Pas davantage, on ne saurait mettre les difficultés maternelles sur le compte d’une dépression dite du « post-partum ». Celle-ci traduit la souffrance de ne pas savoir ou pouvoir être mère ; elle est ordinairement une conséquence et non une cause. C’est pourquoi le soin psychiatrique de la difficulté maternelle ne paraît pas adéquat.
— En fait, la maternité est partagée entre des domaines divers qui compliquent la reconnaissance et l’unité de son domaine psychique propre.
• L’obstétrique et les services de maternité sont historiquement basés sur une conception physique de la maternité liée à la fécondation, la grossesse, l’accouchement et à l’usage de techniques biologiques.
• La pédiatrie reste pour une bonne part la pratique d’une médecine somatique, même si elle s’ouvre de plus en plus aux dimensions psychologiques qu’elle implique, tant au niveau de l’enfant que de sa famille.
• Les jugements moraux et sociaux constituent peut-être le plus grand danger dans la mesure où ils sont monnaie courante tout en étant portés le plus souvent avec de très bonnes intentions.
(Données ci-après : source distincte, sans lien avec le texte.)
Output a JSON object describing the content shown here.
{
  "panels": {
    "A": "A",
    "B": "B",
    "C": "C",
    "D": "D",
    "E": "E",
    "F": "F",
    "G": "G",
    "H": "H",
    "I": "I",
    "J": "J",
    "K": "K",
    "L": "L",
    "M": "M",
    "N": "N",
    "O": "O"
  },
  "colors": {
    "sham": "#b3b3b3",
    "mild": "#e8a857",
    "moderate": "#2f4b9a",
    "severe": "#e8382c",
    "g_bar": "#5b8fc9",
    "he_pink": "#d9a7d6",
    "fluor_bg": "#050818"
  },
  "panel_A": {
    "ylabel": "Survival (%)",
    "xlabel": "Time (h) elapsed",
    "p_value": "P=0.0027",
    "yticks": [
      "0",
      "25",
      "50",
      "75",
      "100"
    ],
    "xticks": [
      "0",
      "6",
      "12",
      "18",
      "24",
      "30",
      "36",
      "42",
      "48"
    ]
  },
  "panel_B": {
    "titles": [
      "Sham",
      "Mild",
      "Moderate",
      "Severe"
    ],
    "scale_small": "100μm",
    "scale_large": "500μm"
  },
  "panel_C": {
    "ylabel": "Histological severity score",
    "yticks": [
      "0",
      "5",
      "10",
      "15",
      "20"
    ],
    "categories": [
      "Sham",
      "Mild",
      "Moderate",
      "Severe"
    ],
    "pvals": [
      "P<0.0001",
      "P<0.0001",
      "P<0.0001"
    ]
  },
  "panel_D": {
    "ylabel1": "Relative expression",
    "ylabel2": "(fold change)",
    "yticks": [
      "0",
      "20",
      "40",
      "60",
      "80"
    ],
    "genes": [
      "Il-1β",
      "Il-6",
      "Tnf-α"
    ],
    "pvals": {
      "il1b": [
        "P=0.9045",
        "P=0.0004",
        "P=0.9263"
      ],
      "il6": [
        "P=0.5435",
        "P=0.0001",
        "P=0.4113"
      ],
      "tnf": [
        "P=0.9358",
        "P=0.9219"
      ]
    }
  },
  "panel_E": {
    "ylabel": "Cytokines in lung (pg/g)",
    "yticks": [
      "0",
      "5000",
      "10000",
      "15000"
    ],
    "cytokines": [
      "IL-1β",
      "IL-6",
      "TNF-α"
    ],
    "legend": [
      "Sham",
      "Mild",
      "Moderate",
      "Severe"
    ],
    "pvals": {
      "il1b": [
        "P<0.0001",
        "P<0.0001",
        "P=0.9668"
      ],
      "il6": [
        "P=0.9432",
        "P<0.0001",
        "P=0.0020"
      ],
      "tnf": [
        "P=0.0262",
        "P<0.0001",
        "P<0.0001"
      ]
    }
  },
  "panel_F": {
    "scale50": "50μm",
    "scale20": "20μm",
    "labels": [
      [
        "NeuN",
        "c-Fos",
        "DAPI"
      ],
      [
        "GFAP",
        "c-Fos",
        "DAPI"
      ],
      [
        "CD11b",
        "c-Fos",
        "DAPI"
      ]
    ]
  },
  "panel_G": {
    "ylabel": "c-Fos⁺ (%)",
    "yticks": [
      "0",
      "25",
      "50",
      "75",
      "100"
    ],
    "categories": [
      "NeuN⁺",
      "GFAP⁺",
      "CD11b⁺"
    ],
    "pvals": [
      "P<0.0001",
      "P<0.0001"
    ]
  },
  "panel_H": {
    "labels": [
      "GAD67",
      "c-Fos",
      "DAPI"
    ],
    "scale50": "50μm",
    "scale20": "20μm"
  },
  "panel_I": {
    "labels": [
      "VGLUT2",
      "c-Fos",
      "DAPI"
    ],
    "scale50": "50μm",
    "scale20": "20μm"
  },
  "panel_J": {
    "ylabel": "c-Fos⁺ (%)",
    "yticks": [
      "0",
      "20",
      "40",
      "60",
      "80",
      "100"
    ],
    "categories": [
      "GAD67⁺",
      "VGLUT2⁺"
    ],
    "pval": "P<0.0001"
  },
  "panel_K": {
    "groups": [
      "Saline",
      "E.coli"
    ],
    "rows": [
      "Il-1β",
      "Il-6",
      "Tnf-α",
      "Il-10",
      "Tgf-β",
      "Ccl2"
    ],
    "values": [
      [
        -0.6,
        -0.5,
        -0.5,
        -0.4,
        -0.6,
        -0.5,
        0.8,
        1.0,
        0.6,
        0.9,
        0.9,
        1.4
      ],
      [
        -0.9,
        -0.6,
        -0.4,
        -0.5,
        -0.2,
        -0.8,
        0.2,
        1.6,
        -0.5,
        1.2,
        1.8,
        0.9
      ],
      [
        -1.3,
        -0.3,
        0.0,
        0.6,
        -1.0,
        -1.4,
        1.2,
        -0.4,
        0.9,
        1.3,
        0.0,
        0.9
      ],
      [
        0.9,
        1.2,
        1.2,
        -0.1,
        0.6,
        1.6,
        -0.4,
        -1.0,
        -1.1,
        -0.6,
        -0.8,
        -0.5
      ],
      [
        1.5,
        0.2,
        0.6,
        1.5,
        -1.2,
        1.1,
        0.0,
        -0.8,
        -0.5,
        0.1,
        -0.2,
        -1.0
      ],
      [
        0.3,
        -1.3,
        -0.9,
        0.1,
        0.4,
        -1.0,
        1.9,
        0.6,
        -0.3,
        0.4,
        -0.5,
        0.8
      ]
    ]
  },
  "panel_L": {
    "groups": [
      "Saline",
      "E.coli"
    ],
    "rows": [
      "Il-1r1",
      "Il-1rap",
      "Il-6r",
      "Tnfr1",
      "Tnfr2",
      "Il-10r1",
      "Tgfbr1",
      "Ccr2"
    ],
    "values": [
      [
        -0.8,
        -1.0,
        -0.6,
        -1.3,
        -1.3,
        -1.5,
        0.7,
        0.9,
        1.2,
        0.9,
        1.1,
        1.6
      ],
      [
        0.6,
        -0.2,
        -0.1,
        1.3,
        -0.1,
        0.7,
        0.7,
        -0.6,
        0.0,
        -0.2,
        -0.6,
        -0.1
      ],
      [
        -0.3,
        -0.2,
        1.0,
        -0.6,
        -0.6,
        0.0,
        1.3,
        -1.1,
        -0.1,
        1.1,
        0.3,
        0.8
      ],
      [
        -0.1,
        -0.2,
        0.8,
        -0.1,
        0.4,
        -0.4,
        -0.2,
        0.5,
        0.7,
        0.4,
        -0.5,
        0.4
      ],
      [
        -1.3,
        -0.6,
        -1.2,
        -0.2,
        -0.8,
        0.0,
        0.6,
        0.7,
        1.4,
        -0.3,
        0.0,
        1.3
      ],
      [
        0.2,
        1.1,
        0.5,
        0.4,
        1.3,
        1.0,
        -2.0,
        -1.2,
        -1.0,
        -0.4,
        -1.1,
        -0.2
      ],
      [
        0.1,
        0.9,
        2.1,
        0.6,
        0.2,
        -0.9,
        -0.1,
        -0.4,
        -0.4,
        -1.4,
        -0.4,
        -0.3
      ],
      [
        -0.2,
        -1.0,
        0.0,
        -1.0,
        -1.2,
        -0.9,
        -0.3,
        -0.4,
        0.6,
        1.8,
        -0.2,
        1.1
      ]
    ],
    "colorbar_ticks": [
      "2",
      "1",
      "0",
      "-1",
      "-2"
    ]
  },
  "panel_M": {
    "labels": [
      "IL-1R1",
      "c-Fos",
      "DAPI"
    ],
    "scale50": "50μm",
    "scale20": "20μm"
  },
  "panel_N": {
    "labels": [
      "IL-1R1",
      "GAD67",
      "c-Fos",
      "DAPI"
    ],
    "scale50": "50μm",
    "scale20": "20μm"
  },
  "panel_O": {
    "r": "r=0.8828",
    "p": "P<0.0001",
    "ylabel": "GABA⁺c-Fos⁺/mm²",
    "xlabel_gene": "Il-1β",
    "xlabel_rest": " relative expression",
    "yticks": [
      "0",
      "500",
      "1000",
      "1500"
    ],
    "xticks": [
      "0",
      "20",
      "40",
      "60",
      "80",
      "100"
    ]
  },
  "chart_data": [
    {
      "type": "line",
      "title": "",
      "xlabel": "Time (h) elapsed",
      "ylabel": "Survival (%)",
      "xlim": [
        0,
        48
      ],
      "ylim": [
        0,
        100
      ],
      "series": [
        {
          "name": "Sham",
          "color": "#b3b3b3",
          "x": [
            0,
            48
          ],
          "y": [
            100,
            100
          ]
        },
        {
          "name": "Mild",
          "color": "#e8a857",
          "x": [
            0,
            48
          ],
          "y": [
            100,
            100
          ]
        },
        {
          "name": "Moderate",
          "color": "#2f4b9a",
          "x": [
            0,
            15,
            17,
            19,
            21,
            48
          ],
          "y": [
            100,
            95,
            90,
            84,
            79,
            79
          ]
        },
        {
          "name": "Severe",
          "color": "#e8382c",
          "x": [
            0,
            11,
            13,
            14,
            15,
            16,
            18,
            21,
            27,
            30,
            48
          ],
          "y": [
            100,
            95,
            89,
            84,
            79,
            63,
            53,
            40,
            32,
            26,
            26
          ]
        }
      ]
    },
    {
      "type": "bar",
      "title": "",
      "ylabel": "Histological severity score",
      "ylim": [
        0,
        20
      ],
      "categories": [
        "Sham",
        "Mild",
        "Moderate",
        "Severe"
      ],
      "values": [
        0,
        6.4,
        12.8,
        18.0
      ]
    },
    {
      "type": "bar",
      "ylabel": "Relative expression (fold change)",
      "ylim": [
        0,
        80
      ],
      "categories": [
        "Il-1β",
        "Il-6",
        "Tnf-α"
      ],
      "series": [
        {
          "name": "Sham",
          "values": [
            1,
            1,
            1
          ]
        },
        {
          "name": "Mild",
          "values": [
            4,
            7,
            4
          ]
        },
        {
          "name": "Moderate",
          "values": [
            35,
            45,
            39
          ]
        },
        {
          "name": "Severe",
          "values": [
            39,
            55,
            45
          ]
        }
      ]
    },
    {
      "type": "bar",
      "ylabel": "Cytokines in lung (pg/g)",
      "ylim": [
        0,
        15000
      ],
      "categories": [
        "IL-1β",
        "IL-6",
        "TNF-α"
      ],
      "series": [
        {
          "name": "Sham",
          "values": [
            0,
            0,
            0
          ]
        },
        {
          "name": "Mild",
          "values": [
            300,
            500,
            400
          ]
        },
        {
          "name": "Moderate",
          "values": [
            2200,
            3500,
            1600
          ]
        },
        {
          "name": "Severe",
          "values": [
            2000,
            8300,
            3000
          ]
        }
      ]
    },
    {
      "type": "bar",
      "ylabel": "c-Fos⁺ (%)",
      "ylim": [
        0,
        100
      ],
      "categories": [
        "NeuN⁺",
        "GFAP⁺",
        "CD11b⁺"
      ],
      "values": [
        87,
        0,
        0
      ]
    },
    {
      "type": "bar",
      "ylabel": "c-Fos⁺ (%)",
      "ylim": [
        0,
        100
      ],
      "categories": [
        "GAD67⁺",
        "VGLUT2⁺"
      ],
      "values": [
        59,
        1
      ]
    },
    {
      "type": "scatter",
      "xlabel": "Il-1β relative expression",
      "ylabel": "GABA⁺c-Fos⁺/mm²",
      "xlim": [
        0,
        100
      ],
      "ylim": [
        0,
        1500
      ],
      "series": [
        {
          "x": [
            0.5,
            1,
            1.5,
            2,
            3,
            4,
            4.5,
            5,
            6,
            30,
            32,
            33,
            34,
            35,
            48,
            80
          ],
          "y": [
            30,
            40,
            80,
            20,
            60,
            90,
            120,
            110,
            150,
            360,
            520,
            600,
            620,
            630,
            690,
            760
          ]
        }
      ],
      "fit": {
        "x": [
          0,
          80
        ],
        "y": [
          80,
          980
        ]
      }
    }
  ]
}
• Au tribunal, face au Juge des enfants, on peut se poser la question de savoir pourquoi la mère est la seule « coupable » dans notre droit français à n’être quasiment jamais assistée par un avocat. Elle est même parfois jugée seulement sur dossier.
• Quant à la psychiatrie, elle tend à considérer la dépression maternelle comme un facteur étiologique, ce qui n’arrive qu’assez rarement : dans la plupart des cas, cette dépression est une conséquence de la souffrance et de la difficulté à ne pas arriver à être mère. Du fait de cette optique, les traitements visent la dépression et évitent de poser la question de la structure maternelle en cause et de son abord thérapeutique.
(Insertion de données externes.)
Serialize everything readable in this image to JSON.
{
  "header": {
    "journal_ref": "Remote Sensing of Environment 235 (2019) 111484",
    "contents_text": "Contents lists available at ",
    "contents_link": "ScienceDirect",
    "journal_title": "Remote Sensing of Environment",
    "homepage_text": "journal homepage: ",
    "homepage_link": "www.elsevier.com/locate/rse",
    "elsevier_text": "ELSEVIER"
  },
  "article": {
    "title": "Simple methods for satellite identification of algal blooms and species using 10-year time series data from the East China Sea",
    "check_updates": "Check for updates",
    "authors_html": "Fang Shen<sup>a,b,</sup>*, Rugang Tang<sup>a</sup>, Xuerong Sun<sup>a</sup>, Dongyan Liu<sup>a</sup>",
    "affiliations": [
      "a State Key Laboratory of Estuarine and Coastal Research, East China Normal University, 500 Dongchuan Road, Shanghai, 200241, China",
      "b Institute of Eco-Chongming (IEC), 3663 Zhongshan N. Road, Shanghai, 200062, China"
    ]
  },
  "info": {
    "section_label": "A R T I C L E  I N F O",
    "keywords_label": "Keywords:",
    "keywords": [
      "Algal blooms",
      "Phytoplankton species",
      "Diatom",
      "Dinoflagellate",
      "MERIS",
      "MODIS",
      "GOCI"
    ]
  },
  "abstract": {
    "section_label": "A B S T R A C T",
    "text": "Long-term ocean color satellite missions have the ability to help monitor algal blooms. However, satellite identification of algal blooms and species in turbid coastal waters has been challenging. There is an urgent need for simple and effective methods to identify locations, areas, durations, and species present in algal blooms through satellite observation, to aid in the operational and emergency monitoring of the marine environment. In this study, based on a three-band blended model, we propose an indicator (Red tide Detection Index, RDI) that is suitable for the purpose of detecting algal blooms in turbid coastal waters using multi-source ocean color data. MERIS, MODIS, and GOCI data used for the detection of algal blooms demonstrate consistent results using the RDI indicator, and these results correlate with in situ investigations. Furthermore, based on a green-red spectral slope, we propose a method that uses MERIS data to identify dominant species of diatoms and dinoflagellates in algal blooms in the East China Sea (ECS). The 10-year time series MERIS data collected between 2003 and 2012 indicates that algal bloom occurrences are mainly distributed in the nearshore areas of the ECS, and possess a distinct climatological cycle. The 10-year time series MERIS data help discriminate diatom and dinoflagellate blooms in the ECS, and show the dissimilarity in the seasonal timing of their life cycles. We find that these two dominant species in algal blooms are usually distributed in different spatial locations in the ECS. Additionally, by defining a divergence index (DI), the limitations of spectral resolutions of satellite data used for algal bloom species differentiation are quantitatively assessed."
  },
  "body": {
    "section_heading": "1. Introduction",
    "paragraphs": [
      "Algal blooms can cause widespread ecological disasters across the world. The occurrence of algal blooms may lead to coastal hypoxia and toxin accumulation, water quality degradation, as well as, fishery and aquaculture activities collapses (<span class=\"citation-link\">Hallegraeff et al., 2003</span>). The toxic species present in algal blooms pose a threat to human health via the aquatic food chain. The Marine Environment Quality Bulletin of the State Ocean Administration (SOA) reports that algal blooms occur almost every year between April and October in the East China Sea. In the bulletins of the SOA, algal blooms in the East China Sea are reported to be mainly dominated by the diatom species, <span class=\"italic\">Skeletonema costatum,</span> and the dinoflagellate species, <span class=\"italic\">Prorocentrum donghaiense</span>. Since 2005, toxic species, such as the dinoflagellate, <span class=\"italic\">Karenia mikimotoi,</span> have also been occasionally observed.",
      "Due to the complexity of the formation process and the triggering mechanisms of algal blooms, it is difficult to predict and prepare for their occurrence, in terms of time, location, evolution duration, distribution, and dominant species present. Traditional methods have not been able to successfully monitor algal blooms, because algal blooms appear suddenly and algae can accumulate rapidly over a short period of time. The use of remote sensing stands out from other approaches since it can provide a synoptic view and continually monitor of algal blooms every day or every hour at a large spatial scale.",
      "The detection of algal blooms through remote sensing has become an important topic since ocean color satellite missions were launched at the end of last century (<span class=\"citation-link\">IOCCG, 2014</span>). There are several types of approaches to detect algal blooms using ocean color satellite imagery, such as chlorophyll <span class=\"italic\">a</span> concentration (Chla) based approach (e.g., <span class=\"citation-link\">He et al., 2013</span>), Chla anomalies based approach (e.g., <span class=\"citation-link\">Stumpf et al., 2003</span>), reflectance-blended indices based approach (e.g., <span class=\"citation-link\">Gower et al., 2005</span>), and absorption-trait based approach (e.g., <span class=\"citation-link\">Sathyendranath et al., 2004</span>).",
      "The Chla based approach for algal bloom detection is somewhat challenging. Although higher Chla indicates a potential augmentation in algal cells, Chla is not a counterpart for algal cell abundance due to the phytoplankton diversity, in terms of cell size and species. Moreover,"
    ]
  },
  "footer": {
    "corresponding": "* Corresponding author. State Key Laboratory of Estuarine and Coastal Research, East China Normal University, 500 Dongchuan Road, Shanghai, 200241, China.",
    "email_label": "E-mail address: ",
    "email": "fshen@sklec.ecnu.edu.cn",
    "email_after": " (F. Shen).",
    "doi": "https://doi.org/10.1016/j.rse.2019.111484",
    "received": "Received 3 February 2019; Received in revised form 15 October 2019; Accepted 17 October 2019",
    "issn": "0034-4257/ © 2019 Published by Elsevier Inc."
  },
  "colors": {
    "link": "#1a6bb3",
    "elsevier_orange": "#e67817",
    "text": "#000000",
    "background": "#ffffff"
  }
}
— De plus, les conditions de la maternité ont progressivement changé.
S’il est légitime que la femme puisse travailler au-dehors de chez elle, il n’en demeure pas moins que les institutions d’aide à la mère et de prise en charge du jeune enfant restent insuffisantes en même temps que les tâches de la femme au travail ne favorisent pas nécessairement la disponibilité et l’ouverture maternelles.
La situation sociale des femmes est souvent préoccupante : nombre croissant de femmes isolées, augmentation des « familles » monoparentales (1.500.000 femmes, en France, élèvent seules leurs enfants).
Les conditions de logement et de revenus restent encore trop souvent précaires, inadéquates ou inexistantes.
Il faut aussi noter que le nombre d’enfants nés prématurément augmente en raison du recours à des techniques par ailleurs de plus en plus performantes. Ces avancées en médecine procréatique et en périnatalogie s’accompagnent aussi d’un surcroît d’angoisse pour les familles.
Enfin, l’évolution matérialiste et individualiste des mentalités ne contribue pas forcément au sentiment altruiste et communautaire si nécessaire au bien-être et à la sécurité maternels.
Question prioritaire pour le développement de l’enfant, pour la qualité et la solidité de la famille, pour la prévention du lien social, la maternité psychique doit donc être prise en compte de manière au moins égale à son versant physique.